Since Sai Mama has stopped crying over the state of Arsehole Rock Clinic, it is expected that things in that department must have improved. As a once privileged patient, the clinic has always attracted the best in medicine sworn to zero interest in politics.

Evidently, Buhari loves doctors. Apart from his private physician paid for by taxpayers, there are at least two visible ones in his cabinet. The minister in charge of death, – yes, that very one who asked doctors to drop their scalpel and stethoscopes and pick up scissors or hoes and cutlasses – is a trained gynaecologist. Forget that Sai Mama is not raising kids; Sai Baba has privileged grandkids in case Roch staff think Sai Mama’s worry about the state of the rock clinic has something to do with them. The minister of unemployment, Chris Ngige, who shares both height and nomenclature with Adewole is a medical doctor. Before finding love in APC, Adewole was once forced into exile by Buhari. Ngige has advised the few doctors remaining to migrate to Euroamerica. Who knows, they might become chief physician to the next president. Miracles happen.

As far as advisers go, Ngige is in a good position to give this one. Early in his professional career, he discovered that there is more money to be made; and more prestige to be earned from active politics than in saving the lives of an overpopulated nation. Forget my good brother, Dr Motunrayo Adetola who heads physicians of Naija descent, CANPAD in Canada. Forget those guys in the New York office of the WHO who sit in their offices postulating how many doctors should treat how many patients. Babalawo, Boka and Dibia are closer to the people than doctors. Miracle workers are for those in the cities.

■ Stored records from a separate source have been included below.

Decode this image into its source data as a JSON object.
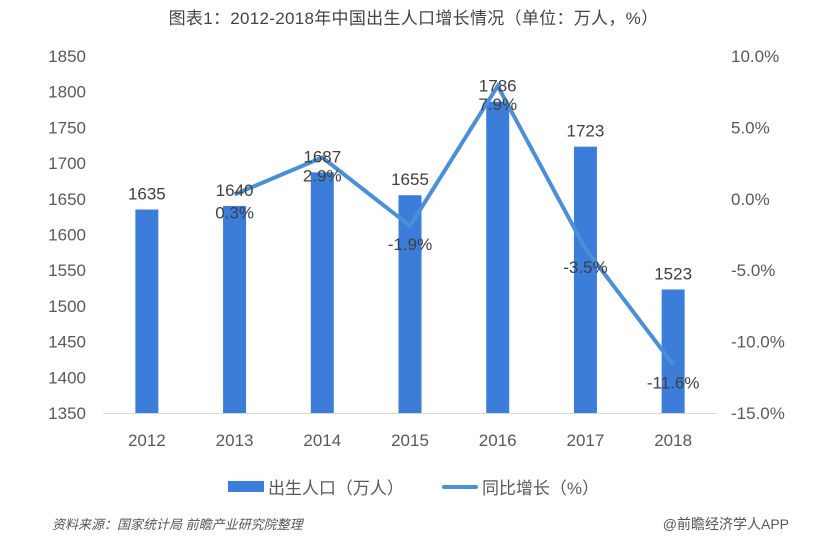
{
  "title": "图表1：2012-2018年中国出生人口增长情况（单位：万人，%）",
  "legend": {
    "bar_label": "出生人口（万人）",
    "line_label": "同比增长（%）"
  },
  "footer": {
    "source": "资料来源：国家统计局 前瞻产业研究院整理",
    "credit": "@前瞻经济学人APP"
  },
  "colors": {
    "bar": "#3b7dd8",
    "line": "#4a90d9",
    "axis_text": "#595959",
    "label_text": "#404040"
  },
  "chart_data": {
    "type": "bar+line",
    "title": "图表1：2012-2018年中国出生人口增长情况（单位：万人，%）",
    "categories": [
      "2012",
      "2013",
      "2014",
      "2015",
      "2016",
      "2017",
      "2018"
    ],
    "series": [
      {
        "name": "出生人口（万人）",
        "type": "bar",
        "axis": "left",
        "values": [
          1635,
          1640,
          1687,
          1655,
          1786,
          1723,
          1523
        ],
        "labels": [
          "1635",
          "1640",
          "1687",
          "1655",
          "1786",
          "1723",
          "1523"
        ]
      },
      {
        "name": "同比增长（%）",
        "type": "line",
        "axis": "right",
        "values": [
          null,
          0.3,
          2.9,
          -1.9,
          7.9,
          -3.5,
          -11.6
        ],
        "labels": [
          "",
          "0.3%",
          "2.9%",
          "-1.9%",
          "7.9%",
          "-3.5%",
          "-11.6%"
        ]
      }
    ],
    "left_axis": {
      "ylim": [
        1350,
        1850
      ],
      "ticks": [
        "1850",
        "1800",
        "1750",
        "1700",
        "1650",
        "1600",
        "1550",
        "1500",
        "1450",
        "1400",
        "1350"
      ]
    },
    "right_axis": {
      "ylim": [
        -15.0,
        10.0
      ],
      "ticks": [
        "10.0%",
        "5.0%",
        "0.0%",
        "-5.0%",
        "-10.0%",
        "-15.0%"
      ]
    },
    "grid": false,
    "legend_position": "bottom"
  }
}
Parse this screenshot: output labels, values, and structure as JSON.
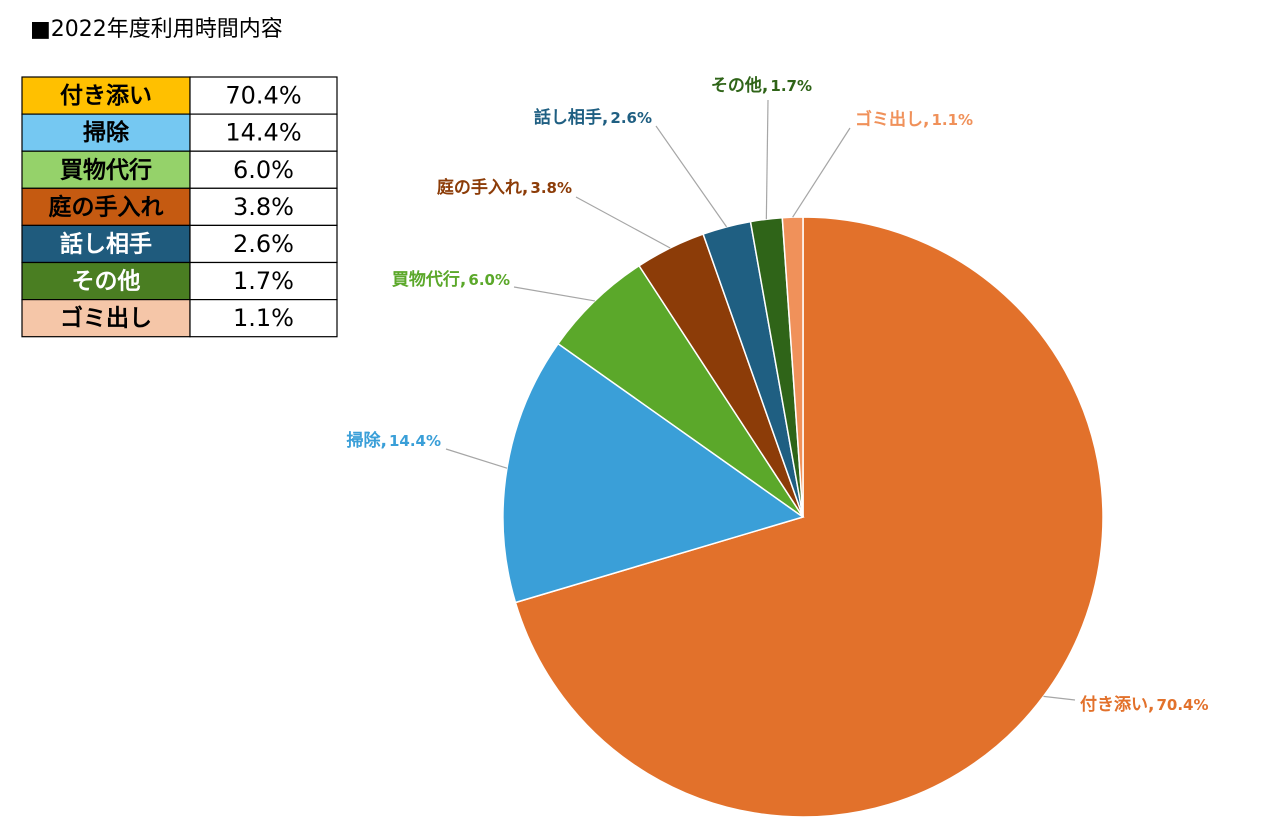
{
  "chart_data": {
    "type": "pie",
    "title": "■2022年度利用時間内容",
    "categories": [
      "付き添い",
      "掃除",
      "買物代行",
      "庭の手入れ",
      "話し相手",
      "その他",
      "ゴミ出し"
    ],
    "values": [
      70.4,
      14.4,
      6.0,
      3.8,
      2.6,
      1.7,
      1.1
    ],
    "value_labels": [
      "70.4%",
      "14.4%",
      "6.0%",
      "3.8%",
      "2.6%",
      "1.7%",
      "1.1%"
    ],
    "label_separator": ",",
    "colors": [
      "#e2712b",
      "#3a9fd8",
      "#5ba82a",
      "#8c3c08",
      "#1f5f82",
      "#2f6418",
      "#f0915a"
    ],
    "table_colors": [
      "#ffc000",
      "#75c8f2",
      "#95d26a",
      "#c55a11",
      "#1f5b7d",
      "#4a7e22",
      "#f5c6a8"
    ]
  }
}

Adetola knows that Naija is medically under-covered. While it has trained 82,000 doctors thus far, only a paltry 35,000 have remained in practice in Naija. Most of the remainers are only waiting for the right opportunity to leave. The President of CANPAD believes Naija needs extra 400,000 physicians to meet the demands of its population of 200 million. The Adetolas of this world are not recruited into ministerial duties, so nobody hears him.

Besides, who says the Buhari regime wants to raise a healthy nation. That is not the prayers of the quacks harvesting our citizen’s organs in India. It is not part of the ruining party’s agenda to raise the number of doctors. They know that the country is overpopulated. They are working with technically defeated groups and emergent ones to held curl this overpopulation.

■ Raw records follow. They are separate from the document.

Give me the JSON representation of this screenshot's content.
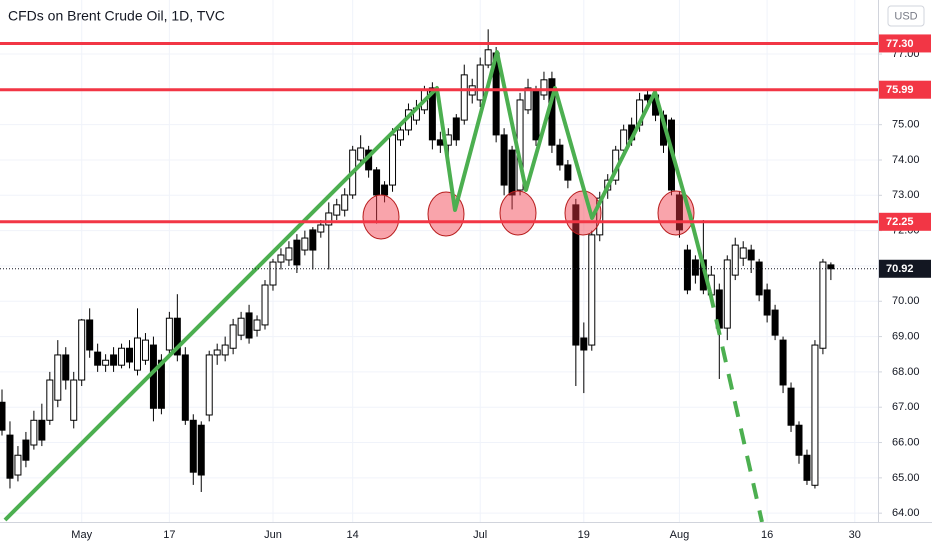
{
  "chart_data": {
    "type": "candlestick",
    "title": "CFDs on Brent Crude Oil, 1D, TVC",
    "unit": "USD",
    "categories": [
      null,
      null,
      null,
      null,
      null,
      null,
      null,
      null,
      null,
      null,
      "May",
      null,
      null,
      null,
      null,
      null,
      null,
      null,
      null,
      null,
      null,
      "17",
      null,
      null,
      null,
      null,
      null,
      null,
      null,
      null,
      null,
      null,
      null,
      null,
      "Jun",
      null,
      null,
      null,
      null,
      null,
      null,
      null,
      null,
      null,
      "14",
      null,
      null,
      null,
      null,
      null,
      null,
      null,
      null,
      null,
      null,
      null,
      null,
      null,
      null,
      null,
      "Jul",
      null,
      null,
      null,
      null,
      null,
      null,
      null,
      null,
      null,
      null,
      null,
      null,
      "19",
      null,
      null,
      null,
      null,
      null,
      null,
      null,
      null,
      null,
      null,
      null,
      "Aug",
      null,
      null,
      null,
      null,
      null,
      null,
      null,
      null,
      null,
      null,
      "16",
      null,
      null,
      null,
      null,
      null,
      null,
      null,
      null,
      null,
      null,
      "30",
      null,
      null
    ],
    "open": [
      67.14,
      66.21,
      65.08,
      66.07,
      65.93,
      66.63,
      66.63,
      67.2,
      68.48,
      66.63,
      67.77,
      69.47,
      68.56,
      68.19,
      68.48,
      68.19,
      68.67,
      68.05,
      68.33,
      68.76,
      68.33,
      68.62,
      69.52,
      68.48,
      66.63,
      66.49,
      66.78,
      68.48,
      68.48,
      68.67,
      69.04,
      69.67,
      69.18,
      69.33,
      70.46,
      71.11,
      71.17,
      71.73,
      71.45,
      72.02,
      71.96,
      72.16,
      72.44,
      72.58,
      73.01,
      74.0,
      74.28,
      73.72,
      73.29,
      73.29,
      74.57,
      74.85,
      75.13,
      75.42,
      76.04,
      74.57,
      74.42,
      75.19,
      75.13,
      75.84,
      75.7,
      76.69,
      77.03,
      74.71,
      74.28,
      73.15,
      75.42,
      75.98,
      75.84,
      76.3,
      74.42,
      73.86,
      72.73,
      68.96,
      68.76,
      71.88,
      73.15,
      73.43,
      74.28,
      74.99,
      74.99,
      75.84,
      75.84,
      75.27,
      75.13,
      73.01,
      71.45,
      71.17,
      71.17,
      70.18,
      70.32,
      69.24,
      70.74,
      71.22,
      71.45,
      71.11,
      70.32,
      69.75,
      68.9,
      67.54,
      66.49,
      65.64,
      64.79,
      68.67,
      71.03,
      null,
      null,
      null,
      null,
      null
    ],
    "high": [
      67.5,
      66.6,
      65.9,
      66.3,
      66.9,
      67.1,
      68.0,
      68.9,
      68.7,
      68.0,
      69.5,
      69.8,
      68.8,
      68.5,
      68.7,
      68.8,
      68.9,
      69.8,
      69.1,
      69.0,
      68.5,
      69.7,
      70.2,
      68.7,
      66.8,
      66.6,
      68.6,
      68.8,
      69.0,
      69.5,
      69.7,
      69.9,
      69.6,
      70.6,
      71.2,
      71.5,
      71.7,
      71.9,
      72.0,
      72.1,
      72.3,
      72.8,
      72.9,
      73.2,
      74.4,
      74.7,
      74.4,
      73.8,
      73.4,
      74.9,
      75.0,
      75.6,
      75.7,
      76.1,
      76.2,
      74.8,
      74.9,
      75.3,
      76.7,
      76.3,
      76.9,
      77.7,
      77.2,
      74.9,
      74.4,
      75.9,
      76.3,
      76.1,
      76.5,
      76.5,
      74.6,
      74.0,
      72.9,
      69.4,
      72.0,
      73.1,
      73.6,
      74.4,
      75.0,
      75.2,
      75.9,
      76.0,
      75.9,
      75.4,
      75.2,
      73.1,
      71.6,
      71.3,
      72.3,
      71.0,
      70.5,
      71.3,
      71.8,
      71.7,
      71.6,
      71.2,
      70.5,
      69.9,
      69.0,
      67.7,
      66.6,
      65.8,
      68.9,
      71.2,
      71.1,
      null,
      null,
      null,
      null,
      null
    ],
    "low": [
      66.2,
      64.7,
      64.9,
      65.3,
      65.8,
      65.9,
      66.5,
      67.0,
      67.5,
      66.4,
      67.6,
      68.4,
      68.0,
      68.0,
      68.0,
      68.1,
      68.1,
      67.9,
      68.2,
      66.6,
      66.8,
      68.4,
      68.3,
      66.5,
      64.8,
      64.6,
      66.6,
      68.2,
      68.3,
      68.5,
      68.9,
      68.8,
      69.0,
      69.2,
      70.3,
      70.9,
      71.0,
      70.8,
      71.3,
      70.9,
      71.8,
      70.9,
      72.3,
      72.4,
      72.9,
      73.9,
      73.5,
      72.2,
      72.8,
      73.1,
      74.4,
      74.7,
      75.0,
      75.3,
      74.3,
      74.2,
      74.0,
      74.4,
      75.0,
      75.6,
      75.5,
      76.6,
      74.5,
      73.0,
      72.6,
      73.0,
      75.3,
      74.4,
      75.7,
      74.2,
      73.7,
      73.2,
      67.6,
      67.4,
      68.6,
      71.7,
      72.9,
      73.3,
      74.1,
      74.4,
      74.8,
      75.5,
      75.1,
      74.2,
      73.0,
      71.8,
      70.2,
      70.5,
      70.2,
      70.0,
      67.8,
      68.9,
      70.6,
      71.0,
      70.8,
      70.0,
      69.4,
      68.9,
      67.4,
      66.3,
      65.4,
      64.8,
      64.7,
      68.5,
      70.6,
      null,
      null,
      null,
      null,
      null
    ],
    "close": [
      66.35,
      64.99,
      65.64,
      65.5,
      66.63,
      66.07,
      67.77,
      68.48,
      67.77,
      67.77,
      69.47,
      68.62,
      68.19,
      68.33,
      68.19,
      68.67,
      68.28,
      68.96,
      68.9,
      66.97,
      66.97,
      69.52,
      68.48,
      66.63,
      65.16,
      65.08,
      68.48,
      68.62,
      68.76,
      69.33,
      69.52,
      68.96,
      69.47,
      70.46,
      71.11,
      71.31,
      71.51,
      71.03,
      71.79,
      71.45,
      72.16,
      72.5,
      72.73,
      73.01,
      74.28,
      74.34,
      73.72,
      73.01,
      73.01,
      74.71,
      74.85,
      75.42,
      75.47,
      75.98,
      74.57,
      74.42,
      74.71,
      74.57,
      76.41,
      76.1,
      76.69,
      77.12,
      74.71,
      73.29,
      73.01,
      75.7,
      76.04,
      74.57,
      76.27,
      74.42,
      73.86,
      73.43,
      68.76,
      68.62,
      71.88,
      72.92,
      73.43,
      74.28,
      74.85,
      74.57,
      75.7,
      75.7,
      75.27,
      74.42,
      73.15,
      72.02,
      70.32,
      70.74,
      70.32,
      70.74,
      69.24,
      71.17,
      71.59,
      71.51,
      71.17,
      70.18,
      69.61,
      69.04,
      67.63,
      66.49,
      65.64,
      64.93,
      68.76,
      71.11,
      70.92,
      null,
      null,
      null,
      null,
      null
    ],
    "up_color": "#ffffff",
    "down_color": "#000000",
    "edge_color": "#000000",
    "ylim": [
      63.75,
      78.53
    ],
    "yticks": [
      {
        "value": 64,
        "label": "64.00"
      },
      {
        "value": 65,
        "label": "65.00"
      },
      {
        "value": 66,
        "label": "66.00"
      },
      {
        "value": 67,
        "label": "67.00"
      },
      {
        "value": 68,
        "label": "68.00"
      },
      {
        "value": 69,
        "label": "69.00"
      },
      {
        "value": 70,
        "label": "70.00"
      },
      {
        "value": 71,
        "label": "71.00"
      },
      {
        "value": 72,
        "label": "72.00"
      },
      {
        "value": 73,
        "label": "73.00"
      },
      {
        "value": 74,
        "label": "74.00"
      },
      {
        "value": 75,
        "label": "75.00"
      },
      {
        "value": 77,
        "label": "77.00"
      }
    ],
    "grid": true,
    "levels": [
      {
        "value": 77.3,
        "label": "77.30"
      },
      75.99,
      72.25
    ],
    "level_color": "#f23645",
    "last_price": 70.92
  }
}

While Sai Baba was jetting out to London for his undeserved leave, Konduga, a town in the north-east was under attack. It did not feature in the news. Zamfara remains under siege and kidnappers have most part of the nation under lockdown.

Adam Zango, a Kannywood actor in his mid 30s is getting married for the sixth time. Lucky chap. He dropped his other five to consummate this sixth. Don’t cry for the divorcees. In Kano, they are wards of government and they are hot cake. Arranged husbands are always on hand. Problem is, they want only the assets, not the liabilities – children or divorcees are liabilities. Back to Zango, imagine the number of marriages he would have contracted and the number of children he would have blessed our nation with if he lived to be 72.

Our president has 10 that to quote him – he is well able to take cater for. Zango’s case is famous because he recently declared himself the most famous actor in Kannywood. There are other unsung rabbits littering the geographical landscape with liabilities who become waiting recruits for insurgents, willing trainees of kidnappers, and yahooze or whoever is ready to hire them.

Tired from his campaigns, the president deserves his long vacation and the nation could fund it. He’ll need time to find replacements for the clowns he spent six months to foist on us. They need their break too or time to reposition themselves since their contract with the nation is a life contract. They don’t retire. Naija is a freehold. Nobody to stop people from being killed, extorted or kidnapped. Besides, Sai Baba deserves his steroids if he is to make it through his second term. We cannot deny him that privilege.